When launched three years ago, CRT focused on changing Adams priorities, including cracking down on illegal bikes. Rather than waiting for calls, the unit actively roamed the city looking for crimes, a technique once used by one of the NYPD’s most notorious units.
CRT quickly developed a reputation for brutality. Just a few months after the unit was launched, an officer in an unmarked patrol car spotted a man on a dirt bike, crossed the yellow line and into oncoming traffic, and struck the biker head-on, sending him flying. The man later died from his injuries. The New York City Police Department announced that the officer had been placed on administrative leave for 13 days.
Department leaders told ProPublica they had trouble overseeing the unit’s work because it was essentially created by the book, ultimately leading to the cancellation of the stop review.
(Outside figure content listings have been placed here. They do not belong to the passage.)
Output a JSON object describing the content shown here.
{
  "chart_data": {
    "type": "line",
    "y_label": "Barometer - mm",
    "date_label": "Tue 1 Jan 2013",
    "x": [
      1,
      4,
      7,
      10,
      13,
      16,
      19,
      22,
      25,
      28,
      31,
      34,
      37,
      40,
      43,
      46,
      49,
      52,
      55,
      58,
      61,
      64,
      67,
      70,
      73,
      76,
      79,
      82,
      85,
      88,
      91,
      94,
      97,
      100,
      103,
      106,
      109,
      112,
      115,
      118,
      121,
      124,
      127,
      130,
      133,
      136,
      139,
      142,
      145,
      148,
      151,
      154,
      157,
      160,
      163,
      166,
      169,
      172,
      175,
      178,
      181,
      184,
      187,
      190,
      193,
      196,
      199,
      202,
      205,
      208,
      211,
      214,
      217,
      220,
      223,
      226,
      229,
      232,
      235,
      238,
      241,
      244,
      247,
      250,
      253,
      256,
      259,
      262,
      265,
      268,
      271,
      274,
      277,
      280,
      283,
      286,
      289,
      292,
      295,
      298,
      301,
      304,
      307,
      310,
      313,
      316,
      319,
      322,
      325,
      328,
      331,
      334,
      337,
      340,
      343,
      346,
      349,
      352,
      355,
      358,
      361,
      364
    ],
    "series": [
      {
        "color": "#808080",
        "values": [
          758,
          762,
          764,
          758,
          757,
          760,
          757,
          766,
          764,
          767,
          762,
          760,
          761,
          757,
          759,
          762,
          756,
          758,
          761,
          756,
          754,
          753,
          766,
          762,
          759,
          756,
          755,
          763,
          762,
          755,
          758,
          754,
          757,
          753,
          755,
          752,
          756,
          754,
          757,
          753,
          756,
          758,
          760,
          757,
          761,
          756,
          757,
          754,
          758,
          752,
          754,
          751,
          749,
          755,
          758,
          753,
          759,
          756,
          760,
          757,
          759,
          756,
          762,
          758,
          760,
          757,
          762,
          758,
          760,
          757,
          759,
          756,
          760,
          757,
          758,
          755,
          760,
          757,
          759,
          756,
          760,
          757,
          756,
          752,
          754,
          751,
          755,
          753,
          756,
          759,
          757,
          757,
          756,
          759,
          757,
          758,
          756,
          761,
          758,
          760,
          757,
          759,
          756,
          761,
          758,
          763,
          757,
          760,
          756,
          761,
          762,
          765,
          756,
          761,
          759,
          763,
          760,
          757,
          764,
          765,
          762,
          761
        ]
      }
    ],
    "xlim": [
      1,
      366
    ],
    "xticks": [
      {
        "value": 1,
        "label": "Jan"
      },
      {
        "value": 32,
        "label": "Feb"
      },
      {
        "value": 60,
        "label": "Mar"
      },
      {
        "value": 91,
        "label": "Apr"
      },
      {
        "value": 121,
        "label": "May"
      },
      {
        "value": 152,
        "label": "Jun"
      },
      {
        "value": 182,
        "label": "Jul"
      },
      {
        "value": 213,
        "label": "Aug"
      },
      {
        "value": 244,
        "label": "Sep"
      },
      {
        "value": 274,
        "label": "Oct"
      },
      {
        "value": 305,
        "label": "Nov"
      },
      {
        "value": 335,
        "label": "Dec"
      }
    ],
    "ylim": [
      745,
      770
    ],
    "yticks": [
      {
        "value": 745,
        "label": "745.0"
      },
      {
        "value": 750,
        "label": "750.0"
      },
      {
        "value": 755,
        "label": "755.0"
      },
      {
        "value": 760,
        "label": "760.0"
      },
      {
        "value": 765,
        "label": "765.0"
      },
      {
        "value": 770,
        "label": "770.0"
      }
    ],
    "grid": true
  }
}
Officers who are part of a unit are often not formally assigned to a unit, meaning their actions are not properly tracked.
“That team was one of those teams where everyone was a ghost,” one former department official told ProPublica last year.
That approach has also been extended to stop-and-frisk.
When wardens learned about the cathode ray tubes in the unit’s early days, the New York City Police Department assured them they would not be stopped multiple times. It was only later that they discovered the team was engaging in such behavior “frequently,” the watchdog said in a report last year.
In 2025, CRTs recorded 1,400 stop-and-frisks, according to Monitor and NYPD data. More than 900 cases were not properly reviewed.